L’accessibilité des données reste toutefois un sujet préoccupant. En 2012, Renaud Lifchitz, un ingénieur sécurité de British Telecom, avait pu démontrer que les données entre la carte et le terminal pouvaient être interceptées, dans un rayon d’une quinzaine de mètres, par n’importe qui disposant du matériel et des compétences adéquates. L’américaine Kristin Paget, une autre spécialiste en sécurité, avait de son côté prouvé qu’avec un faible budget, il était possible de lire à distance les données de son voisin dans les transports en commun et de procéder immédiatement à un paiement électronique avec ces données.

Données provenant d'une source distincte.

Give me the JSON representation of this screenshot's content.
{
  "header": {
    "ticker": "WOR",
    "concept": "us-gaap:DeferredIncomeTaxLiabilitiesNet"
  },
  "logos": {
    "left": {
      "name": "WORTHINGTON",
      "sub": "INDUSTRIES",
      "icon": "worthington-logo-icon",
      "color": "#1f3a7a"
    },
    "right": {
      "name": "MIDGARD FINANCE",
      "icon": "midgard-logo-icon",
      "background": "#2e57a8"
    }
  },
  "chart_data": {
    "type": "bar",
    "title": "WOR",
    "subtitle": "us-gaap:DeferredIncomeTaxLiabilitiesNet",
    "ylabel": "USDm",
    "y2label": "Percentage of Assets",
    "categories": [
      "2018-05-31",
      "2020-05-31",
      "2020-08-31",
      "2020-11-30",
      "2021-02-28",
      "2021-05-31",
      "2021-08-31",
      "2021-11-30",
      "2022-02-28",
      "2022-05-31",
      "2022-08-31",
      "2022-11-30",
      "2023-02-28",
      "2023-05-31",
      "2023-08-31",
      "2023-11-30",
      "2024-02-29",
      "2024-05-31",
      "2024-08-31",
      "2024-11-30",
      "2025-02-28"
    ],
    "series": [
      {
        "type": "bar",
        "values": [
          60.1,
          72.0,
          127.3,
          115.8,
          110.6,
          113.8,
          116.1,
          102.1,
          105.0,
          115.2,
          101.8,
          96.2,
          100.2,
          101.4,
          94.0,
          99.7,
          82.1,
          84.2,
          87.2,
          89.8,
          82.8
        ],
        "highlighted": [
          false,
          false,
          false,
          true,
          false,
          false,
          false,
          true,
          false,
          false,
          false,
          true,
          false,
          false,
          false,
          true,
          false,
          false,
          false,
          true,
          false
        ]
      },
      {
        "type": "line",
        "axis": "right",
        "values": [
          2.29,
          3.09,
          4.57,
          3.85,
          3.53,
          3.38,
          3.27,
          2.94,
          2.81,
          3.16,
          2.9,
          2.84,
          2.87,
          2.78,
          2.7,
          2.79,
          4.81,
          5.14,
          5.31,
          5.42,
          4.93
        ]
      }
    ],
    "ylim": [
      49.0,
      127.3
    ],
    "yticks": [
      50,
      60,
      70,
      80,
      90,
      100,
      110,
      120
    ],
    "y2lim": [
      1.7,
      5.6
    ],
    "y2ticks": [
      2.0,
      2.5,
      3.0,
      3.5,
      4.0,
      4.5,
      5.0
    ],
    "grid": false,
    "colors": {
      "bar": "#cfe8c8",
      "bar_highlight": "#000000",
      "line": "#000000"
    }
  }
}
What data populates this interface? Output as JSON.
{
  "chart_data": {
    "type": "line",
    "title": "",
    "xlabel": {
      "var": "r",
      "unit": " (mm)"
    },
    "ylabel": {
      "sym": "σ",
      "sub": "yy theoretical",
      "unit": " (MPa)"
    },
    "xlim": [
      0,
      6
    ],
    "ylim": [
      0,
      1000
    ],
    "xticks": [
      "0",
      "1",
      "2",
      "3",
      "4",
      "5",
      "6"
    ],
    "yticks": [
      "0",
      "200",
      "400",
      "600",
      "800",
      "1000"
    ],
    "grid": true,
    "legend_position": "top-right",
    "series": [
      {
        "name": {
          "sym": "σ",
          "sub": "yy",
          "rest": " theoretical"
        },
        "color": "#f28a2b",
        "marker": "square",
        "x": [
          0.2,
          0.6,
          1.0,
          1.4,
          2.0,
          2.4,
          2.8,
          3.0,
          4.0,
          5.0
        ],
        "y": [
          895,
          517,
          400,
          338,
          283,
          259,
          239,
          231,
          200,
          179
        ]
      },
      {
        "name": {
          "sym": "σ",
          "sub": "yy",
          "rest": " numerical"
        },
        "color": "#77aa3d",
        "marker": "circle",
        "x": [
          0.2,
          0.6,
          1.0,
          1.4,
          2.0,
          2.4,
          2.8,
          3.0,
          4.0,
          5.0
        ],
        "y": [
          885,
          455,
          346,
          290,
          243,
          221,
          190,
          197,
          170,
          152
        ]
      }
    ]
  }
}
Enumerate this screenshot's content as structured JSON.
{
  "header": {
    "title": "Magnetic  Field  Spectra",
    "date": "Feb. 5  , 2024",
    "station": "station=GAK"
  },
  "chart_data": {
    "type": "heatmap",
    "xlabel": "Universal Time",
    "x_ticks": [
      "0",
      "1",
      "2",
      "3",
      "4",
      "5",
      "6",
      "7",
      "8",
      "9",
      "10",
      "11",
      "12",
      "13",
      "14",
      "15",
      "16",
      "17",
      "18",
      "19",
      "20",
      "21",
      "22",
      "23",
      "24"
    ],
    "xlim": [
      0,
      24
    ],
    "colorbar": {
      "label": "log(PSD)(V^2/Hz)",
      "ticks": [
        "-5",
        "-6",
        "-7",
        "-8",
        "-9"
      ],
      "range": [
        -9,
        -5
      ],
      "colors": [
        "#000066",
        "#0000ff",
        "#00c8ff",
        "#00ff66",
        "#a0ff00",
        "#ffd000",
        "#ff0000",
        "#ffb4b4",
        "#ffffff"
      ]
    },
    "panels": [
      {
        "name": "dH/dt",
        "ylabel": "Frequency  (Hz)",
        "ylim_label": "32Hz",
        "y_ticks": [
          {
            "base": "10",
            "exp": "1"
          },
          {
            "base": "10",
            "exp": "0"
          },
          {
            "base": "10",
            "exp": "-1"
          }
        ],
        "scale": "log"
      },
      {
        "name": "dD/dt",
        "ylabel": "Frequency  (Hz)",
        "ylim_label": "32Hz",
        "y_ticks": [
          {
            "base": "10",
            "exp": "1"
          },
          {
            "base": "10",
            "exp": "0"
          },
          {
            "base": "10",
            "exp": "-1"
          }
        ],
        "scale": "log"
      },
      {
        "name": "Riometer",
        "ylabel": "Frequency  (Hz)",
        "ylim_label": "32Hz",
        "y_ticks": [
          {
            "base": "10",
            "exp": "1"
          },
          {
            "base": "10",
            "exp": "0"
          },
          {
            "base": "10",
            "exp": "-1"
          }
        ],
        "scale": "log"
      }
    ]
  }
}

Dès juillet 2013, la CNIL a donc appelé le secteur bancaire à une adaptation constante des mesures de sécurité pour garantir que ces données ne soient pas collectées et réutilisées par des tiers.  Elle invite donc à la mise en œuvre des recommandations émises par l’Observatoire de la Sécurité des Cartes de Paiement dès 2007 et 2009, ainsi qu’à terme à un chiffrement des échanges, rendant tout accès aux données impossible.

Loin d’être clairement appréhendée et régulée, la question du paiement sans contact et de la nécessaire protection corrélative des données du client reste préoccupante, et ce d’autant plus qu’a récemment émergé l’option du paiement par l’intermédiaire de son téléphone mobile.